HUNT VALLEY, Md. (TNND) — Senator John Cornyn, the Texas Republican, expressed support Wednesday for eliminating the filibuster to pass a bill on voting.
He wrote in an op-ed for the New York Post that he would help change the Senate’s rules, which require 60 votes to approve most legislation, to send a version of the Safeguard American Voter Eligibility, or SAVE, Act to President Donald Trump.
The president has threatened to stop signing off on legislation – including potential funding for the inoperative Department of Homeland Security (DHS) – until he receives a different version of the SAVE Act.
“After careful consideration, I support whatever changes to Senate rules that may prove necessary for us to get the SAVE America Act and homeland security funding past the Democrats’ obstruction, through the Senate, and on the president’s desk for his signature,” Cornyn said.
The SAVE America Act, a variant of the SAVE Act passed by the House last year, would require voters to present proof of citizenship before registering to vote and photo identification when casting ballots. States would also have to provide voter rolls to DHS for citizenship verification and remove noncitizens from their lists.
Trump has demanded that the House consider an updated version of the SAVE America Act that bans mail-in voting and restricts transgender healthcare and athletic competition. It’s unclear, though, whether Speaker Mike Johnson plans to allow a vote on the bill or if Senate Republicans would eliminate the filibuster to approve it.

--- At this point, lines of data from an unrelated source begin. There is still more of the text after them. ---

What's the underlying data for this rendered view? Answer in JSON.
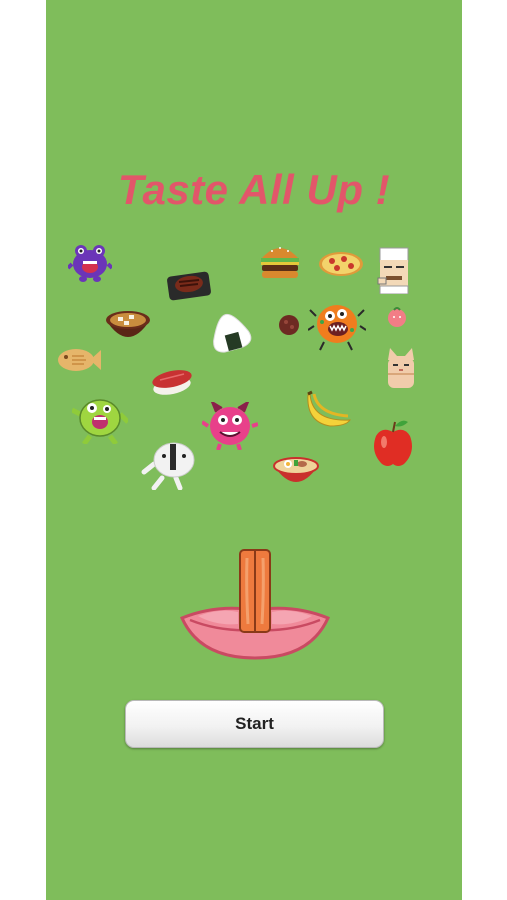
{
  "game": {
    "title": "Taste All Up !",
    "start_label": "Start",
    "background_color": "#7fbd5b",
    "title_color": "#e2566a"
  },
  "sprites": [
    "purple-monster-icon",
    "steak-icon",
    "hamburger-icon",
    "pizza-icon",
    "chef-icon",
    "miso-soup-icon",
    "onigiri-icon",
    "meatball-icon",
    "orange-monster-icon",
    "peach-icon",
    "taiyaki-icon",
    "tuna-sushi-icon",
    "cat-icon",
    "green-monster-icon",
    "banana-icon",
    "pink-monster-icon",
    "apple-icon",
    "white-creature-icon",
    "ramen-icon"
  ],
  "player": [
    "lips-icon",
    "tongue-icon"
  ]
}
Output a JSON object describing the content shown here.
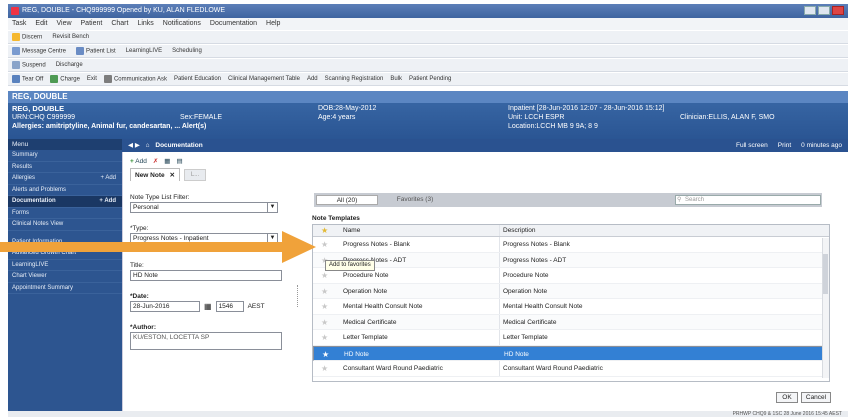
{
  "window": {
    "title": "REG, DOUBLE - CHQ999999 Opened by KU, ALAN FLEDLOWE"
  },
  "menu": [
    "Task",
    "Edit",
    "View",
    "Patient",
    "Chart",
    "Links",
    "Notifications",
    "Documentation",
    "Help"
  ],
  "toolbar_rows": {
    "row1": [
      "Discern",
      "Revisit Bench"
    ],
    "row2": [
      "Message Centre",
      "Patient List",
      "LearningLIVE",
      "Scheduling"
    ],
    "row3": [
      "Suspend",
      "Discharge"
    ],
    "row4": [
      "Tear Off",
      "Charge",
      "Exit",
      "Communication Ask",
      "Patient Education",
      "Clinical Management Table",
      "Add",
      "Scanning Registration",
      "Bulk",
      "Patient Pending"
    ]
  },
  "banner": {
    "name_bar": "REG, DOUBLE",
    "name": "REG, DOUBLE",
    "urn": "URN:CHQ C999999",
    "sex": "Sex:FEMALE",
    "dob": "DOB:28-May-2012",
    "age": "Age:4 years",
    "allergies": "Allergies: amitriptyline, Animal fur, candesartan, ... Alert(s)",
    "inpatient": "Inpatient [28-Jun-2016 12:07 - 28-Jun-2016 15:12]",
    "unit": "Unit: LCCH ESPR",
    "location": "Location:LCCH MB 9 9A; 8 9",
    "clinician": "Clinician:ELLIS, ALAN F, SMO"
  },
  "sidebar": {
    "menu_label": "Menu",
    "items": [
      {
        "label": "Summary",
        "add": ""
      },
      {
        "label": "Results",
        "add": ""
      },
      {
        "label": "Allergies",
        "add": "+ Add"
      },
      {
        "label": "Alerts and Problems",
        "add": ""
      },
      {
        "label": "Documentation",
        "add": "+ Add",
        "active": true
      },
      {
        "label": "Forms",
        "add": ""
      },
      {
        "label": "Clinical Notes View",
        "add": ""
      },
      {
        "label": "Patient Information",
        "add": ""
      },
      {
        "label": "Advanced Growth Chart",
        "add": ""
      },
      {
        "label": "LearningLIVE",
        "add": ""
      },
      {
        "label": "Chart Viewer",
        "add": ""
      },
      {
        "label": "Appointment Summary",
        "add": ""
      }
    ]
  },
  "crumb": {
    "title": "Documentation",
    "fullscreen": "Full screen",
    "print": "Print",
    "refresh": "0 minutes ago"
  },
  "doc_toolbar": {
    "add": "Add"
  },
  "note_tabs": {
    "active": "New Note",
    "second": "L..."
  },
  "form": {
    "note_type_filter_label": "Note Type List Filter:",
    "note_type_filter_value": "Personal",
    "type_label": "*Type:",
    "type_value": "Progress Notes - Inpatient",
    "title_label": "Title:",
    "title_value": "HD Note",
    "date_label": "*Date:",
    "date_value": "28-Jun-2016",
    "time_value": "1546",
    "time_tz": "AEST",
    "author_label": "*Author:",
    "author_value": "KU/ESTON, LOCETTA SP"
  },
  "templates_panel": {
    "tab_all": "All (20)",
    "tab_favorites": "Favorites (3)",
    "search_placeholder": "Search",
    "section_label": "Note Templates",
    "col_name": "Name",
    "col_description": "Description",
    "tooltip": "Add to favorites",
    "rows": [
      {
        "name": "Progress Notes - Blank",
        "description": "Progress Notes - Blank"
      },
      {
        "name": "Progress Notes - ADT",
        "description": "Progress Notes - ADT"
      },
      {
        "name": "Procedure Note",
        "description": "Procedure Note"
      },
      {
        "name": "Operation Note",
        "description": "Operation Note"
      },
      {
        "name": "Mental Health Consult Note",
        "description": "Mental Health Consult Note"
      },
      {
        "name": "Medical Certificate",
        "description": "Medical Certificate"
      },
      {
        "name": "Letter Template",
        "description": "Letter Template"
      },
      {
        "name": "HD Note",
        "description": "HD Note",
        "selected": true
      },
      {
        "name": "Consultant Ward Round Paediatric",
        "description": "Consultant Ward Round Paediatric"
      }
    ]
  },
  "buttons": {
    "ok": "OK",
    "cancel": "Cancel"
  },
  "status": "PRHWP  CHQ9 & 1SC  28 June 2016  15:45 AEST",
  "colors": {
    "banner": "#2a5593",
    "sidebar": "#2d5590",
    "selected_row": "#3380d4",
    "arrow": "#f0a23a"
  }
}
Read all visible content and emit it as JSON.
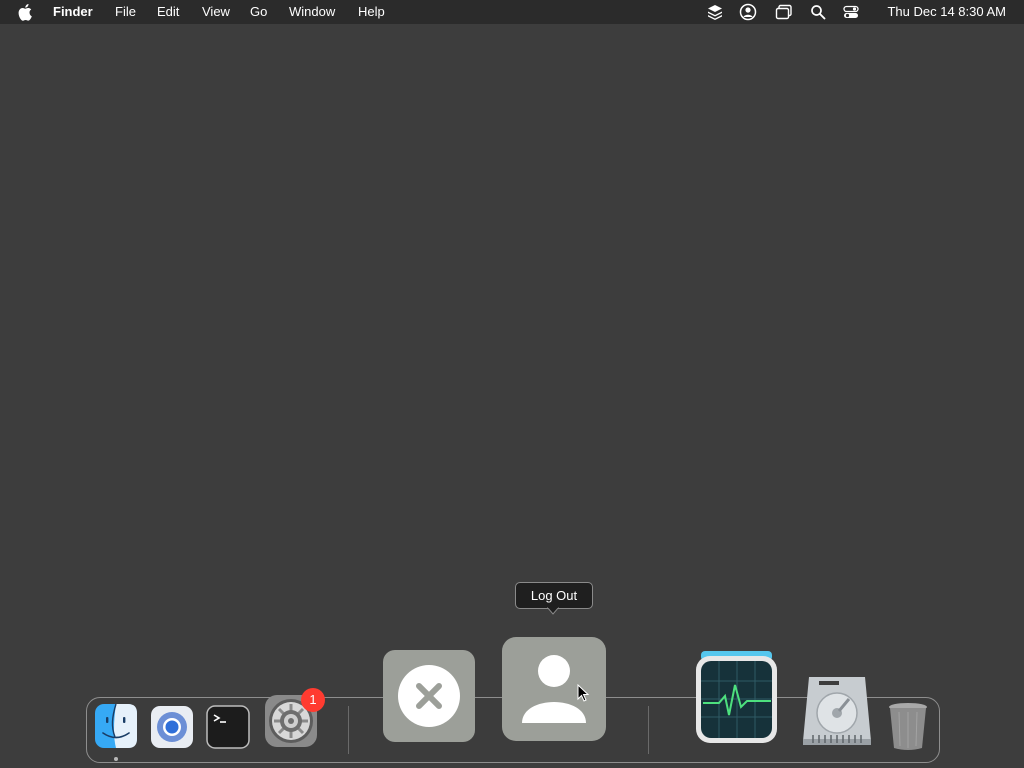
{
  "menubar": {
    "app_name": "Finder",
    "menus": [
      "File",
      "Edit",
      "View",
      "Go",
      "Window",
      "Help"
    ],
    "status_icons": [
      "layers-icon",
      "user-account-icon",
      "screen-mirroring-icon",
      "spotlight-search-icon",
      "control-center-icon"
    ],
    "clock": "Thu Dec 14  8:30 AM"
  },
  "tooltip": {
    "label": "Log Out"
  },
  "dock": {
    "apps": [
      {
        "name": "Finder",
        "icon": "finder-icon",
        "running": true
      },
      {
        "name": "Chromium",
        "icon": "chromium-icon",
        "running": false
      },
      {
        "name": "Terminal",
        "icon": "terminal-icon",
        "running": false
      },
      {
        "name": "System Preferences",
        "icon": "gear-icon",
        "running": false,
        "badge": "1"
      },
      {
        "name": "Cancel",
        "icon": "close-icon",
        "running": false
      },
      {
        "name": "Log Out",
        "icon": "user-icon",
        "running": false
      },
      {
        "name": "Activity Monitor",
        "icon": "activity-monitor-icon",
        "running": false
      },
      {
        "name": "Disk",
        "icon": "hard-drive-icon",
        "running": false
      },
      {
        "name": "Trash",
        "icon": "trash-icon",
        "running": false
      }
    ]
  },
  "colors": {
    "desktop": "#3d3d3d",
    "menubar": "#2b2b2b",
    "badge": "#ff3b30"
  }
}
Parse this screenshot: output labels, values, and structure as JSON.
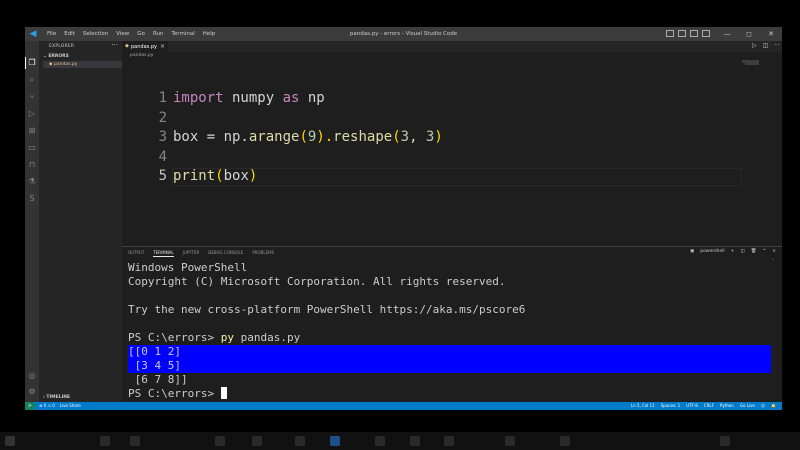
{
  "window": {
    "title": "pandas.py - errors - Visual Studio Code"
  },
  "menu": [
    "File",
    "Edit",
    "Selection",
    "View",
    "Go",
    "Run",
    "Terminal",
    "Help"
  ],
  "window_controls": [
    "—",
    "◻",
    "✕"
  ],
  "activity_icons": [
    "files-icon",
    "search-icon",
    "source-control-icon",
    "run-debug-icon",
    "extensions-icon",
    "remote-explorer-icon",
    "bookmark-icon",
    "testing-icon",
    "python-icon"
  ],
  "sidebar": {
    "title": "EXPLORER",
    "folder": "ERRORS",
    "files": [
      {
        "name": "pandas.py"
      }
    ],
    "timeline": "TIMELINE"
  },
  "editor": {
    "tab": "pandas.py",
    "breadcrumb": "pandas.py",
    "lines": [
      {
        "n": "1"
      },
      {
        "n": "2"
      },
      {
        "n": "3"
      },
      {
        "n": "4"
      },
      {
        "n": "5"
      }
    ],
    "code": {
      "l1_import": "import",
      "l1_mod": " numpy ",
      "l1_as": "as",
      "l1_alias": " np",
      "l3_a": "box = np.",
      "l3_fn": "arange",
      "l3_p1": "(",
      "l3_n1": "9",
      "l3_p2": ").",
      "l3_fn2": "reshape",
      "l3_p3": "(",
      "l3_n2": "3",
      "l3_c": ", ",
      "l3_n3": "3",
      "l3_p4": ")",
      "l5_fn": "print",
      "l5_p1": "(",
      "l5_arg": "box",
      "l5_p2": ")"
    }
  },
  "panel": {
    "tabs": [
      "OUTPUT",
      "TERMINAL",
      "JUPYTER",
      "DEBUG CONSOLE",
      "PROBLEMS"
    ],
    "active_tab": "TERMINAL",
    "shell": "powershell",
    "terminal": {
      "l1": "Windows PowerShell",
      "l2": "Copyright (C) Microsoft Corporation. All rights reserved.",
      "l3": "Try the new cross-platform PowerShell https://aka.ms/pscore6",
      "prompt1": "PS C:\\errors> ",
      "cmd_py": "py",
      "cmd_file": " pandas.py",
      "out1": "[[0 1 2]",
      "out2": " [3 4 5]",
      "out3": " [6 7 8]]",
      "prompt2": "PS C:\\errors> "
    }
  },
  "status": {
    "left": [
      "⊗ 0 ⚠ 0",
      "Live Share"
    ],
    "right": [
      "Ln 5, Col 11",
      "Spaces: 1",
      "UTF-8",
      "CRLF",
      "Python",
      "Go Live"
    ]
  },
  "colors": {
    "accent": "#007acc",
    "selection": "#0000ff",
    "keyword": "#c586c0",
    "function": "#dcdcaa",
    "number": "#b5cea8"
  }
}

Senate Democrats have blocked all of the SAVE legislation from advancing. Minority Leader Chuck Schumer called it “Jim Crow 2.0” following Trump’s Sunday threat to stop signing other bills.
“It would disenfranchise tens of millions of people,” the senator wrote in a social media post. “If Trump is saying he won’t sign any bills until the SAVE Act is passed, then so be it: there will be total gridlock in the Senate.”
The Brennan Center for Justice, a public policy think tank, found in a 2023 study that nine percent of Americans – more than 20 million people – didn’t have citizenship proof on hand.
Republicans have dismissed concerns about the SAVE Act’s potential consequences for legal voters, though, and emphasized how it could protect against noncitizen voting, which is illegal and rare.
“It would make it easy to vote but harder to cheat, by requiring proof of citizenship and voter ID,” Cornyn wrote in his op-ed. “These basic, commonsense protections are massively popular with the American people – and the fact that the radical left apparently sees them as such a threat to their chances in November truly gives their game away.”